Autarcas justificam piores resultados de endividamento com ‘herança’ do executivo anterior

Duas das três câmaras mais endividadas têm os chefes do executivo municipal sem possibilidade de renovar o cargo. O DN falou com estes presidentes de câmara em concreto, que veem com ânimo os próximos desafios eleitorais, já em 2025.

Os presidentes das três Câmaras Municipais mais endividadas de Portugal - Vila Real de Santo António, Fornos de Algodres e Vila Franca do Campo (Açores) - têm duas características em comum: foram eleitos pelo PS e justificam o estado financeiro das suas autarquias com a ‘herança’ pesada que lhes chegou às mãos depois da gestão dos seus antecessores, que, num dos casos, até é do próprio partido. Dois deles não podem ficar mais nenhum mandato à frente das câmaras. Por isso, há também a pairar sobre eles a pressão das eleições autárquicas, já em 2025, que dizem não temer.
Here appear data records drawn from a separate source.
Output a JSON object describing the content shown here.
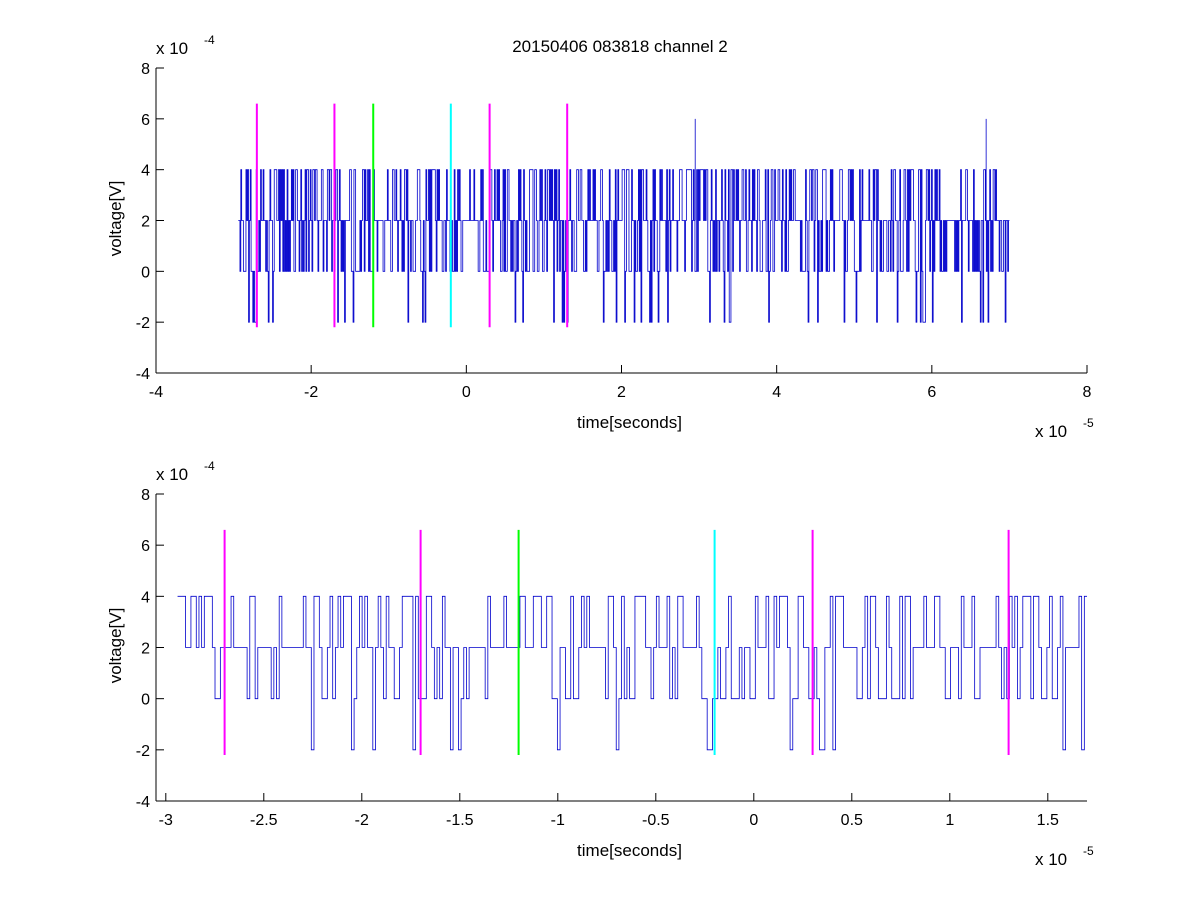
{
  "chart_data": [
    {
      "type": "line",
      "title": "20150406 083818 channel 2",
      "xlabel": "time[seconds]",
      "ylabel": "voltage[V]",
      "x_multiplier": {
        "base": "x 10",
        "exponent": "-5"
      },
      "y_multiplier": {
        "base": "x 10",
        "exponent": "-4"
      },
      "xlim": [
        -4e-05,
        8e-05
      ],
      "ylim": [
        -0.0004,
        0.0008
      ],
      "xticks": [
        -4e-05,
        -2e-05,
        0,
        2e-05,
        4e-05,
        6e-05,
        8e-05
      ],
      "xtick_labels": [
        "-4",
        "-2",
        "0",
        "2",
        "4",
        "6",
        "8"
      ],
      "yticks": [
        -0.0004,
        -0.0002,
        0,
        0.0002,
        0.0004,
        0.0006,
        0.0008
      ],
      "ytick_labels": [
        "-4",
        "-2",
        "0",
        "2",
        "4",
        "6",
        "8"
      ],
      "grid": false,
      "signal": {
        "color": "#0000cc",
        "x_start": -2.94e-05,
        "x_end": 7e-05,
        "quantization_step": 0.0002,
        "baseline": 0.0002,
        "range": [
          -0.0002,
          0.0006
        ]
      },
      "markers": [
        {
          "x": -2.7e-05,
          "color": "#ff00ff",
          "y_range": [
            -0.00022,
            0.00066
          ]
        },
        {
          "x": -1.7e-05,
          "color": "#ff00ff",
          "y_range": [
            -0.00022,
            0.00066
          ]
        },
        {
          "x": -1.2e-05,
          "color": "#00ff00",
          "y_range": [
            -0.00022,
            0.00066
          ]
        },
        {
          "x": -2e-06,
          "color": "#00ffff",
          "y_range": [
            -0.00022,
            0.00066
          ]
        },
        {
          "x": 3e-06,
          "color": "#ff00ff",
          "y_range": [
            -0.00022,
            0.00066
          ]
        },
        {
          "x": 1.3e-05,
          "color": "#ff00ff",
          "y_range": [
            -0.00022,
            0.00066
          ]
        }
      ]
    },
    {
      "type": "line",
      "title": "",
      "xlabel": "time[seconds]",
      "ylabel": "voltage[V]",
      "x_multiplier": {
        "base": "x 10",
        "exponent": "-5"
      },
      "y_multiplier": {
        "base": "x 10",
        "exponent": "-4"
      },
      "xlim": [
        -3.05e-05,
        1.7e-05
      ],
      "ylim": [
        -0.0004,
        0.0008
      ],
      "xticks": [
        -3e-05,
        -2.5e-05,
        -2e-05,
        -1.5e-05,
        -1e-05,
        -5e-06,
        0,
        5e-06,
        1e-05,
        1.5e-05
      ],
      "xtick_labels": [
        "-3",
        "-2.5",
        "-2",
        "-1.5",
        "-1",
        "-0.5",
        "0",
        "0.5",
        "1",
        "1.5"
      ],
      "yticks": [
        -0.0004,
        -0.0002,
        0,
        0.0002,
        0.0004,
        0.0006,
        0.0008
      ],
      "ytick_labels": [
        "-4",
        "-2",
        "0",
        "2",
        "4",
        "6",
        "8"
      ],
      "grid": false,
      "signal": {
        "color": "#0000cc",
        "x_start": -2.94e-05,
        "x_end": 1.7e-05,
        "quantization_step": 0.0002,
        "baseline": 0.0002,
        "range": [
          -0.0002,
          0.0004
        ]
      },
      "markers": [
        {
          "x": -2.7e-05,
          "color": "#ff00ff",
          "y_range": [
            -0.00022,
            0.00066
          ]
        },
        {
          "x": -1.7e-05,
          "color": "#ff00ff",
          "y_range": [
            -0.00022,
            0.00066
          ]
        },
        {
          "x": -1.2e-05,
          "color": "#00ff00",
          "y_range": [
            -0.00022,
            0.00066
          ]
        },
        {
          "x": -2e-06,
          "color": "#00ffff",
          "y_range": [
            -0.00022,
            0.00066
          ]
        },
        {
          "x": 3e-06,
          "color": "#ff00ff",
          "y_range": [
            -0.00022,
            0.00066
          ]
        },
        {
          "x": 1.3e-05,
          "color": "#ff00ff",
          "y_range": [
            -0.00022,
            0.00066
          ]
        }
      ]
    }
  ]
}
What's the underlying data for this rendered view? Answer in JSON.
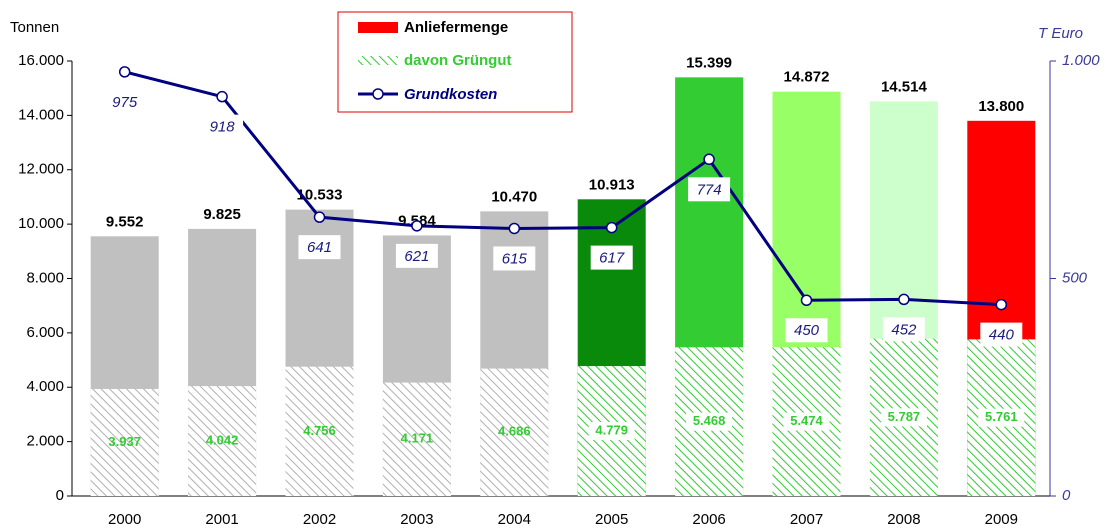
{
  "chart_data": {
    "type": "bar",
    "categories": [
      "2000",
      "2001",
      "2002",
      "2003",
      "2004",
      "2005",
      "2006",
      "2007",
      "2008",
      "2009"
    ],
    "y_label": "Tonnen",
    "y2_label": "T Euro",
    "series": [
      {
        "name": "Anliefermenge",
        "color": "#ff0000",
        "colors": [
          "#c0c0c0",
          "#c0c0c0",
          "#c0c0c0",
          "#c0c0c0",
          "#c0c0c0",
          "#0a8a0a",
          "#33cc33",
          "#99ff66",
          "#ccffcc",
          "#ff0000"
        ],
        "values": [
          9552,
          9825,
          10533,
          9584,
          10470,
          10913,
          15399,
          14872,
          14514,
          13800
        ],
        "value_labels": [
          "9.552",
          "9.825",
          "10.533",
          "9.584",
          "10.470",
          "10.913",
          "15.399",
          "14.872",
          "14.514",
          "13.800"
        ]
      },
      {
        "name": "davon Grüngut",
        "color": "#33cc33",
        "colors": [
          "#b0b0b0",
          "#b0b0b0",
          "#b0b0b0",
          "#b0b0b0",
          "#b0b0b0",
          "#33cc33",
          "#33cc33",
          "#33cc33",
          "#33cc33",
          "#33cc33"
        ],
        "values": [
          3937,
          4042,
          4756,
          4171,
          4686,
          4779,
          5468,
          5474,
          5787,
          5761
        ],
        "value_labels": [
          "3.937",
          "4.042",
          "4.756",
          "4.171",
          "4.686",
          "4.779",
          "5.468",
          "5.474",
          "5.787",
          "5.761"
        ]
      },
      {
        "name": "Grundkosten",
        "type": "line",
        "axis": "y2",
        "color": "#000080",
        "values": [
          975,
          918,
          641,
          621,
          615,
          617,
          774,
          450,
          452,
          440
        ]
      }
    ],
    "ylim": [
      0,
      16000
    ],
    "yticks": [
      0,
      {
        "value": 2000,
        "label": "2.000"
      },
      {
        "value": 4000,
        "label": "4.000"
      },
      {
        "value": 6000,
        "label": "6.000"
      },
      {
        "value": 8000,
        "label": "8.000"
      },
      {
        "value": 10000,
        "label": "10.000"
      },
      {
        "value": 12000,
        "label": "12.000"
      },
      {
        "value": 14000,
        "label": "14.000"
      },
      {
        "value": 16000,
        "label": "16.000"
      }
    ],
    "y2lim": [
      0,
      1000
    ],
    "y2ticks": [
      0,
      500,
      {
        "value": 1000,
        "label": "1.000"
      }
    ]
  }
}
Por agora, os dados do Anuário Financeiro dos Municípios Portugueses, relativo a 2023 e divulgado no final de outubro, desperta dúvidas e oferece algumas certezas sobre a gestão municipal. No entanto, os dados incluidos no documento que dão conta do endividamento são relativos a 2022.
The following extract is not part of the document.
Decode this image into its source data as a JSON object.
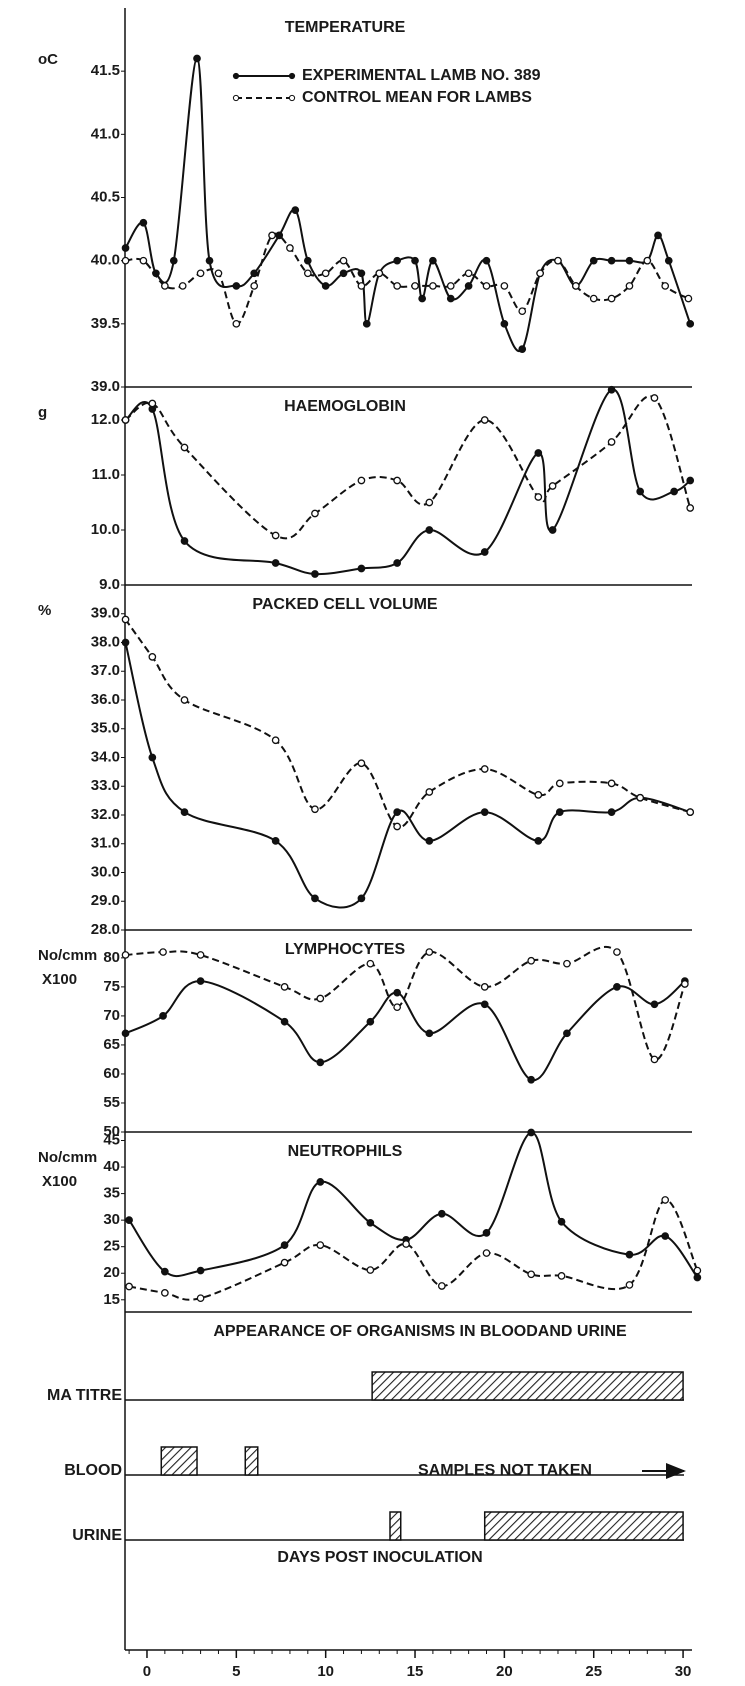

No que diz respeito ao endividamento, estas autarquias aparecem nos lugares cimeiros “com índice de dívida total superior a 1,5 da média da receita corrente dos três anos anteriores”, que surge no documento com base na diferença entre “receitas liquidadas” e “receitas previstas”, pelo que o número total da dívida não é o único critério para esta análise.

“Foram 16 anos em que tudo aconteceu e responsabilização de alguém nunca houve”, revelou ao DN o presidente da Câmara de Vila Real de Santo António, Álvaro Araújo (PS), num comentário com o qual justificou o grau de endividamento do município (113,7 milhões de euros), que atribui ao seu antecessor (social-democrata). Álvaro Araújo está à frente do executivo municipal apenas desde 2021, pelo que ainda pode candidatar-se às eleições de 2025.
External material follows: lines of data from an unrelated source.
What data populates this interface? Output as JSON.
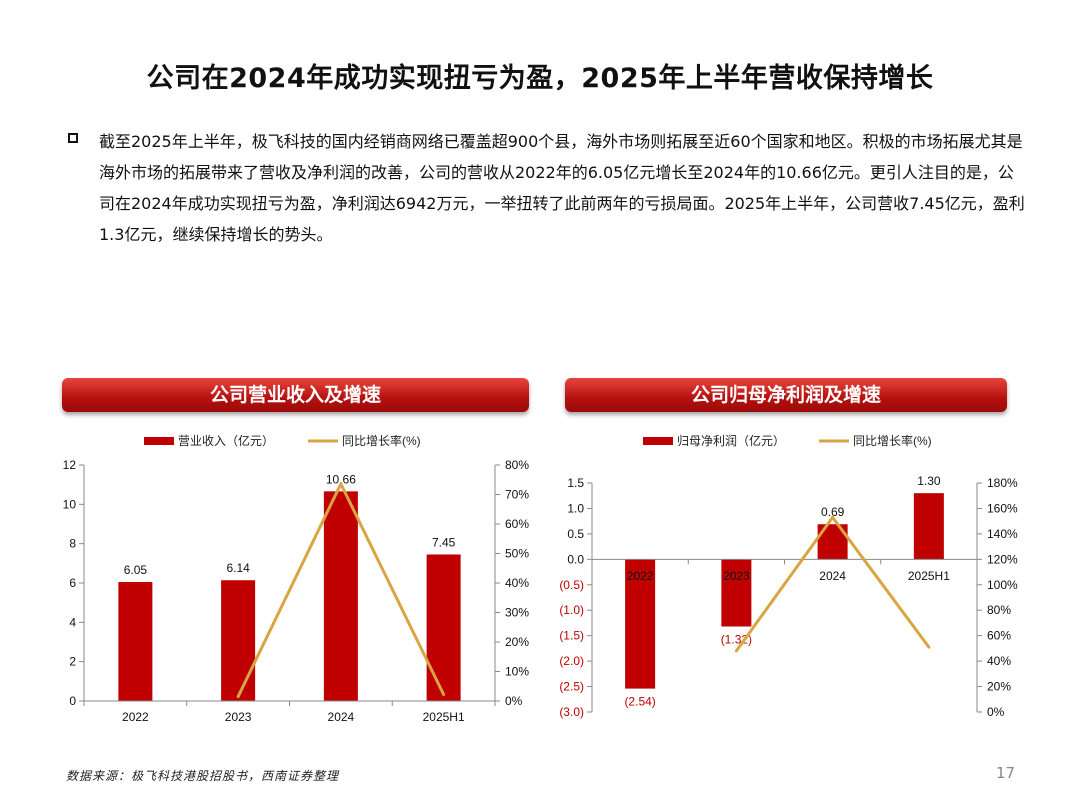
{
  "page": {
    "title": "公司在2024年成功实现扭亏为盈，2025年上半年营收保持增长",
    "paragraph": "截至2025年上半年，极飞科技的国内经销商网络已覆盖超900个县，海外市场则拓展至近60个国家和地区。积极的市场拓展尤其是海外市场的拓展带来了营收及净利润的改善，公司的营收从2022年的6.05亿元增长至2024年的10.66亿元。更引人注目的是，公司在2024年成功实现扭亏为盈，净利润达6942万元，一举扭转了此前两年的亏损局面。2025年上半年，公司营收7.45亿元，盈利1.3亿元，继续保持增长的势头。",
    "source": "数据来源：极飞科技港股招股书，西南证券整理",
    "page_number": "17"
  },
  "colors": {
    "bar": "#c00000",
    "line": "#d9a441",
    "banner": "#c0110f",
    "negative_label": "#c00000"
  },
  "chart_data": [
    {
      "type": "bar",
      "title": "公司营业收入及增速",
      "categories": [
        "2022",
        "2023",
        "2024",
        "2025H1"
      ],
      "series": [
        {
          "name": "营业收入（亿元）",
          "type": "bar",
          "axis": "left",
          "values": [
            6.05,
            6.14,
            10.66,
            7.45
          ],
          "labels": [
            "6.05",
            "6.14",
            "10.66",
            "7.45"
          ]
        },
        {
          "name": "同比增长率(%)",
          "type": "line",
          "axis": "right",
          "values": [
            null,
            1.5,
            73.6,
            2.2
          ]
        }
      ],
      "y_left": {
        "min": 0,
        "max": 12,
        "ticks": [
          "0",
          "2",
          "4",
          "6",
          "8",
          "10",
          "12"
        ]
      },
      "y_right": {
        "min": 0,
        "max": 80,
        "ticks": [
          "0%",
          "10%",
          "20%",
          "30%",
          "40%",
          "50%",
          "60%",
          "70%",
          "80%"
        ]
      },
      "legend": "top"
    },
    {
      "type": "bar",
      "title": "公司归母净利润及增速",
      "categories": [
        "2022",
        "2023",
        "2024",
        "2025H1"
      ],
      "series": [
        {
          "name": "归母净利润（亿元）",
          "type": "bar",
          "axis": "left",
          "values": [
            -2.54,
            -1.32,
            0.69,
            1.3
          ],
          "labels": [
            "(2.54)",
            "(1.32)",
            "0.69",
            "1.30"
          ]
        },
        {
          "name": "同比增长率(%)",
          "type": "line",
          "axis": "right",
          "values": [
            null,
            48,
            153,
            51
          ]
        }
      ],
      "y_left": {
        "min": -3,
        "max": 1.5,
        "ticks": [
          "(3.0)",
          "(2.5)",
          "(2.0)",
          "(1.5)",
          "(1.0)",
          "(0.5)",
          "0.0",
          "0.5",
          "1.0",
          "1.5"
        ]
      },
      "y_right": {
        "min": 0,
        "max": 180,
        "ticks": [
          "0%",
          "20%",
          "40%",
          "60%",
          "80%",
          "100%",
          "120%",
          "140%",
          "160%",
          "180%"
        ]
      },
      "legend": "top"
    }
  ]
}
A corroborar a perspetiva do autarca, Vila Real de Santo António surge no Anuário Financeiro, elaborado pelo Centro de Investigação em Contabilidade e Fiscalidade do Instituto Politécnico do Cávado e do Ave (CICF), como o município que mais conseguiu reduzir em 2023 o passivo exigível, isto é, o conjunto de dívidas que são liquidadas com prazo superior a um ano, apresentando em 2023 uma variação de -34,5% face ao período homólogo.

No documento, mais especificamente na tabela relativa aos municípios com maior volume total de despesa paga em juros entre 2014 e 2023 e simulação desse custo por habitante, Vila Real de Santo António ocupa o quarto lugar.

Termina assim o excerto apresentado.